Лили спала, лежа на спине, голова неестественно свернута набок.
— Ну как, умирает? — спросила мамаша Венте, вошедшая в комнату вместе с ним.
— Не знаю я. Откуда мне знать! — закричал он. — И катитесь вы отсюда. Вы мне не нужны. Не нужны, понимаете?! И нечего вам лезть в дела, которые вас не касаются. Абсолютно не касаются.
Мамаша Венте шагнула к нему поближе.
— Послушайте, вы, доктор. Я уйду, если вы так этого хотите. Только нечего вам кричать, что меня это не касается. Потому что тогда я смогу наконец поменять белье на кровати.
Их перебранка разбудила Лили.
— Флорис, — сказала она со вздохом, который шел, казалось, из самой глубины легких. — Флорис, почему тебя так долго не было?
Она не протянула ему руки, и он спросил, почему она с ним не здоровается.
— Со мной что-то неладно, Флорис, — отвечала она. — Я не могу протянуть тебе руки. Я вообще не могу больше сделать ни одного движения. Только голову еще могу повернуть. И у меня так все болит. Наверное, я скоро умру.
Голос был еле слышен. Клондайк присел у изголовья. Он не мог выдавить из себя ни слова. В горле у него точно застряла рыбья кость.
Ты сделал все, что мог, Флорис. Мне так жаль тебя. Почему ты со мной не разговариваешь? Расскажи, что ты видишь за окном.
— Я вижу поезд, который остановился, войдя под арку. Похоже, там что-то случилось, проводники шушукаются, а пассажиры выходят из вагонов поглядеть, в чем дело.

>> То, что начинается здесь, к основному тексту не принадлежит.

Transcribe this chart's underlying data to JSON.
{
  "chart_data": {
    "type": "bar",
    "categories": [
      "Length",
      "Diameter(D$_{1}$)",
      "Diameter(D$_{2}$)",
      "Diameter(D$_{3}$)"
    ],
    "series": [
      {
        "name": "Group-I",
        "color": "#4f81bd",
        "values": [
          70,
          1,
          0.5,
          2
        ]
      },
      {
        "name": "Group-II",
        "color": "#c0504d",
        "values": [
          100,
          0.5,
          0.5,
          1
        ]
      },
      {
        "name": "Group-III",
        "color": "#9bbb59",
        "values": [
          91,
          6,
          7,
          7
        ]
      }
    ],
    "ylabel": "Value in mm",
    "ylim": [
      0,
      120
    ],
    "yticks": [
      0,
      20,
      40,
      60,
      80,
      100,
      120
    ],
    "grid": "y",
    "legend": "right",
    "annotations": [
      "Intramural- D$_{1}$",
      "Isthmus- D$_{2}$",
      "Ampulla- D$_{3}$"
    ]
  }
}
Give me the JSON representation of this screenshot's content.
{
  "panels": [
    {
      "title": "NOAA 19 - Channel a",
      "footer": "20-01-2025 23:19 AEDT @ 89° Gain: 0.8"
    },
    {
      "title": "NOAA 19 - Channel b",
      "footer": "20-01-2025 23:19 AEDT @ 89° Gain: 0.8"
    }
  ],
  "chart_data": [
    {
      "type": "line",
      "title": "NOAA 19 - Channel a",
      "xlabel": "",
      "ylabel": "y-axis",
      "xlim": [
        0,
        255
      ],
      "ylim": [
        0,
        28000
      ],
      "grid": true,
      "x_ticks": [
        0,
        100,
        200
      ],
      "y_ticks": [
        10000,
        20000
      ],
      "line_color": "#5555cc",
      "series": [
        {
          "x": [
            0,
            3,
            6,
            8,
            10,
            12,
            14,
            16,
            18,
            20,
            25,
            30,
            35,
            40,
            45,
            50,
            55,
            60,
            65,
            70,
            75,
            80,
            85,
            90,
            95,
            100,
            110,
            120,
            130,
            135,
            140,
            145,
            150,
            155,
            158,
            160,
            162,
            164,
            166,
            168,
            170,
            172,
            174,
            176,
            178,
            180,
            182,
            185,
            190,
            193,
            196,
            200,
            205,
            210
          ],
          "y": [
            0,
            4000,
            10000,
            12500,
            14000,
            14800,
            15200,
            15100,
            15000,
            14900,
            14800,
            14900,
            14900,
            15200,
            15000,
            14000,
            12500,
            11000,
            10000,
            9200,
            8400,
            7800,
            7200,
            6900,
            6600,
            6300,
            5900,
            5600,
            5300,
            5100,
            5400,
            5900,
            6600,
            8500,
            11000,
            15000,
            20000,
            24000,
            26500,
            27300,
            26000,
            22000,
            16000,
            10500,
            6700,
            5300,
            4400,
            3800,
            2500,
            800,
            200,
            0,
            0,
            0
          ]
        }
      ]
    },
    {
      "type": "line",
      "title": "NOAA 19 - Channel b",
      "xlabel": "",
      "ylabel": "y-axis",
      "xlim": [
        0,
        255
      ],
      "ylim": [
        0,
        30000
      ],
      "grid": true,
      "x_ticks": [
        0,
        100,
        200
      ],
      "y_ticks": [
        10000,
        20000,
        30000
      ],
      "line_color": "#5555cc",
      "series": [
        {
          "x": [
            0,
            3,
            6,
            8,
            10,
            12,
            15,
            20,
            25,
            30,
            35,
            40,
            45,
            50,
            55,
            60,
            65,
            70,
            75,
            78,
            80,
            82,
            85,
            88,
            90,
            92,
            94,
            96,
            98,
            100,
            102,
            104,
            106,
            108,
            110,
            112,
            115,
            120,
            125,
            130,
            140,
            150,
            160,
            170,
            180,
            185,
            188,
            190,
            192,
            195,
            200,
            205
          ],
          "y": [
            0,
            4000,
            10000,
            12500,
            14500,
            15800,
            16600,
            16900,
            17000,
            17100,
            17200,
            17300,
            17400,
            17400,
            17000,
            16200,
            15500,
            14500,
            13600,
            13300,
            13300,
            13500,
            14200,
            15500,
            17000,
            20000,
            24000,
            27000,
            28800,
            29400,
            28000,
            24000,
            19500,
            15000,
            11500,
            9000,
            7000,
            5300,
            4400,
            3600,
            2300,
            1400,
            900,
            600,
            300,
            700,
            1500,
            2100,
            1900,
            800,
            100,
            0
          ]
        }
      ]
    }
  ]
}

— О, Флорис, — сказала Лили. — Там наверняка произошел несчастный случай. Поезда ведь никогда под аркой не останавливаются. Должно быть, кто-то попал под поезд. Старик или ребенок. Да, конечно, ребенок. Пойди туда, Флорис, и помоги. Сидеть возле меня больше нет никакого смысла. Здесь твое искусство уже бессильно.
— Никуда я не пойду! Я останусь с тобой! — выкрикнул он. И тихо добавил: — Зачем мне идти? Единственное, что я могу, — это перевязать кому-нибудь рану носовым платком, а это может сделать кто угодно.
Вдруг она несколько раз дернула головой. Все ее тело в последний раз пришло в движение, по нему пробежала долгая дрожь, и больше она уже не шевелилась. Он схватил ее за руку, закричал: «Лили, Лили!» — но ничего не произошло. Тогда он оставил свои попытки, вяло подумал про стетоскоп, но не стал доставать его, откинулся на спинку стула и посмотрел в окно. Ребятишки, которые в этот воскресный полдень собрались на взморье, таращились из всех окошек поезда и размахивали ведерками и флажками. Несколько мальчишек постарше уселись на обочине канавы и пели под гитару.